Four years after failing to formulate common company tax rules across Europe, the EU is set to tackle the low-tax arrangements of states that have benefited the likes of Amazon, Starbucks and Apple.
The European Commission is due on Wednesday (17 June) to set out plans for a so-called common consolidated corporate tax base (CCCTB), after its previous attempt met member state opposition to what is still a matter of national sovereignty.
Yet corporate taxes have remained in the headlines because of the way multinationals can legally reduce their bills by basing themselves in low-tax centres. And the EU is already investigating the tax arrangements of Apple, Starbucks and Amazon in some member states.
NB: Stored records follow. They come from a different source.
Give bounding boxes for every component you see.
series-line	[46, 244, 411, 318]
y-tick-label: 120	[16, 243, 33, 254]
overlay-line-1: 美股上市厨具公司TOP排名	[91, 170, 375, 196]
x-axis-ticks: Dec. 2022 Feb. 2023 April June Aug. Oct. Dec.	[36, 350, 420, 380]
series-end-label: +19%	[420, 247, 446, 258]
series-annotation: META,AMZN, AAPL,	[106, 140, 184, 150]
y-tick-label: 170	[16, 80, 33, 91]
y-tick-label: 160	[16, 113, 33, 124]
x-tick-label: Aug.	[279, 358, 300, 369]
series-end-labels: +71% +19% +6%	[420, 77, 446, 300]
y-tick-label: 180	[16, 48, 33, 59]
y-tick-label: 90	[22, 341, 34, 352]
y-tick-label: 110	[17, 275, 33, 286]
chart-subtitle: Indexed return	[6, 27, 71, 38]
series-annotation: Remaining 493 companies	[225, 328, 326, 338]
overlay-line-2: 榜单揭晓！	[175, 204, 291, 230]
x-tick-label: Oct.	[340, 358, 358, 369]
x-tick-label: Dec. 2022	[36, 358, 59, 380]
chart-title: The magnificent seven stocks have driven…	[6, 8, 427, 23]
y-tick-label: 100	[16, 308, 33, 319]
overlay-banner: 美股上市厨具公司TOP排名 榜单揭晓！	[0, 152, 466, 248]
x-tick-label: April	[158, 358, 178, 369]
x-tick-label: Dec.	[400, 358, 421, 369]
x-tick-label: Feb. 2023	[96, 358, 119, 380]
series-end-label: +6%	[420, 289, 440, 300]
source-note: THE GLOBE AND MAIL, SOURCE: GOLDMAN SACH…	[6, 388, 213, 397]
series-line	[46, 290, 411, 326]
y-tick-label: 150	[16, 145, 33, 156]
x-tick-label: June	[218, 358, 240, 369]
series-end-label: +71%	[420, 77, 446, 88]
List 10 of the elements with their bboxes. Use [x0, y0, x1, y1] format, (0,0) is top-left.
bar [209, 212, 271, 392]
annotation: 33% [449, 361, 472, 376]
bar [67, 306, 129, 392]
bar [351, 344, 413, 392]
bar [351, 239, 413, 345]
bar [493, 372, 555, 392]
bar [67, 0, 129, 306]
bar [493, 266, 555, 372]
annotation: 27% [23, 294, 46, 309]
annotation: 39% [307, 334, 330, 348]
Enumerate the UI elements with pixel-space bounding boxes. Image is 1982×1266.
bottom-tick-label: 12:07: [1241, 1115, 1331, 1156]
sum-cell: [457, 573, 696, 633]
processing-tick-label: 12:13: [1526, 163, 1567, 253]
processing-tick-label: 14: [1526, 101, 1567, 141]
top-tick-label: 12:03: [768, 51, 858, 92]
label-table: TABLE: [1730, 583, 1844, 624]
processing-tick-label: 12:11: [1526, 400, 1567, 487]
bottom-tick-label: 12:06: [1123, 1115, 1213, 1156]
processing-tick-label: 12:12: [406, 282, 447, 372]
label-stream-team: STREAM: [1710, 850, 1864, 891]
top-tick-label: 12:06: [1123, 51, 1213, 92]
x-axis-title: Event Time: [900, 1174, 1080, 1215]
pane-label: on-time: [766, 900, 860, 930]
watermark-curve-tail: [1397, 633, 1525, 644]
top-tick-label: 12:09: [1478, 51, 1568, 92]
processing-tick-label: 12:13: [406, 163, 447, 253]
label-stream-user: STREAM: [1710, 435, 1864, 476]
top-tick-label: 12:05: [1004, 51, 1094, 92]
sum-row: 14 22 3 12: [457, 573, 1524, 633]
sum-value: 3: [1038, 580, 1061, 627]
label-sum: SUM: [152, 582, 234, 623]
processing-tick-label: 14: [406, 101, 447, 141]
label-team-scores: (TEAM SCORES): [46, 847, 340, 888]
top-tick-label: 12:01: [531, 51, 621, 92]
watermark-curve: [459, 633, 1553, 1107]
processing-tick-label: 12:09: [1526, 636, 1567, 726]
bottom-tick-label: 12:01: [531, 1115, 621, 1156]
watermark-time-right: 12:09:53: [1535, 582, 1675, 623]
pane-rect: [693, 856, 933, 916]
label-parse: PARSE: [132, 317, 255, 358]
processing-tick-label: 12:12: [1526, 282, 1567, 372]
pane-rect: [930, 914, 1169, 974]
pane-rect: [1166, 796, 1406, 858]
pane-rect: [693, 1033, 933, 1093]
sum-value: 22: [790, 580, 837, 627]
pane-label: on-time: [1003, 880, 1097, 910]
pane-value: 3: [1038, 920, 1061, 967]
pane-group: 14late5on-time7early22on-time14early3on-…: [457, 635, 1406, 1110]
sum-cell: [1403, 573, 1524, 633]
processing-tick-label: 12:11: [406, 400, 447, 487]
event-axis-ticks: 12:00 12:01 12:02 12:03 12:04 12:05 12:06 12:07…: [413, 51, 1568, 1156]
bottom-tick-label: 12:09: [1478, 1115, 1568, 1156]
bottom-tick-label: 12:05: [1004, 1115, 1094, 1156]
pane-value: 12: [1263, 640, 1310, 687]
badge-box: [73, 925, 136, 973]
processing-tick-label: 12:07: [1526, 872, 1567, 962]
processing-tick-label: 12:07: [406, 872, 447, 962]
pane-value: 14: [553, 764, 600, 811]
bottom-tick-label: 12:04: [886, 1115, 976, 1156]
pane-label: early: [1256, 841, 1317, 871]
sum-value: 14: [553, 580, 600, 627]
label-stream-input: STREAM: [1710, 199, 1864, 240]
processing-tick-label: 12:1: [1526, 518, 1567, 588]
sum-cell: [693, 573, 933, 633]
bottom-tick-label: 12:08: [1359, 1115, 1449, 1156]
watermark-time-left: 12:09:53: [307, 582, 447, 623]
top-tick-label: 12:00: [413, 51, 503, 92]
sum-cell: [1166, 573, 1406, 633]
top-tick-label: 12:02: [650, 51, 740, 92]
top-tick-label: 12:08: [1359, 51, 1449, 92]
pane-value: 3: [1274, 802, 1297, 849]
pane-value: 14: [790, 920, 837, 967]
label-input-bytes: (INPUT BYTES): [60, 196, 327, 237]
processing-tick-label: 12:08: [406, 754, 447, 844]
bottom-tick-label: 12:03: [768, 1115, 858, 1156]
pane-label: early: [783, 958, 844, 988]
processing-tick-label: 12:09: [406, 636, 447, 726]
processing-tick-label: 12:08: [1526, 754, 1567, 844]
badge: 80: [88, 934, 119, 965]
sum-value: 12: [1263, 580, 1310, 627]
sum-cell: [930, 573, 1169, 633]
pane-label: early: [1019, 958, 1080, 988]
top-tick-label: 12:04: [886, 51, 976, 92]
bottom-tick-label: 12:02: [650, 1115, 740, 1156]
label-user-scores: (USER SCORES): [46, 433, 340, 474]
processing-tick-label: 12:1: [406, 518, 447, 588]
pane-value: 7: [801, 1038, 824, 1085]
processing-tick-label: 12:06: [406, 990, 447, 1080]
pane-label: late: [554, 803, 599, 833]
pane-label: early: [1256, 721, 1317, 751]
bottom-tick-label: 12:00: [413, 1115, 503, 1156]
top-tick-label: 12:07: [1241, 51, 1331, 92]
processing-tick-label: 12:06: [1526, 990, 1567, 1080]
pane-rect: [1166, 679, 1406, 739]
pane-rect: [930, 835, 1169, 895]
It said in June last year those investigations are at an advanced stage, and decisions could be announced in coming months.
In a paper to be published on Wednesday, the Commission says its latest CCCTB proposal in 2011 was for an optional system, which limited its effectiveness as a tool for preventing profit shifting by cross-border companies.
“The Commission will therefore work on a proposal to make the CCCTB compulsory, at least for multinational enterprises,” it says in the document, which could still face last-minute changes ahead of publication.
The plans are designed to prevent “aggressive” tax planning, such as artificially shifting profits to a country where rates are lowest, or beneficial tax rulings can be secured.
Chas Roy-Chowdhury, head of taxation at accounting body ACCA, said the plan would likely end up in the form of enhanced cooperation.
“The main thing is to make sure that any CCCTB tax regime is fully compatible with global initiatives and that we need as many member states involved as possible,” Roy-Chowdhury said.
The Commission says it would advocate a step-by-step approach. “The primary focus should be on securing the common tax base,” the document said.
“The Commission will present a new legislative proposal as soon as possible … introducing the mandatory element and providing for a staged approach to the CCCTB.”
The proposal could also address the more favourable treatment currently given to corporate debt over shares.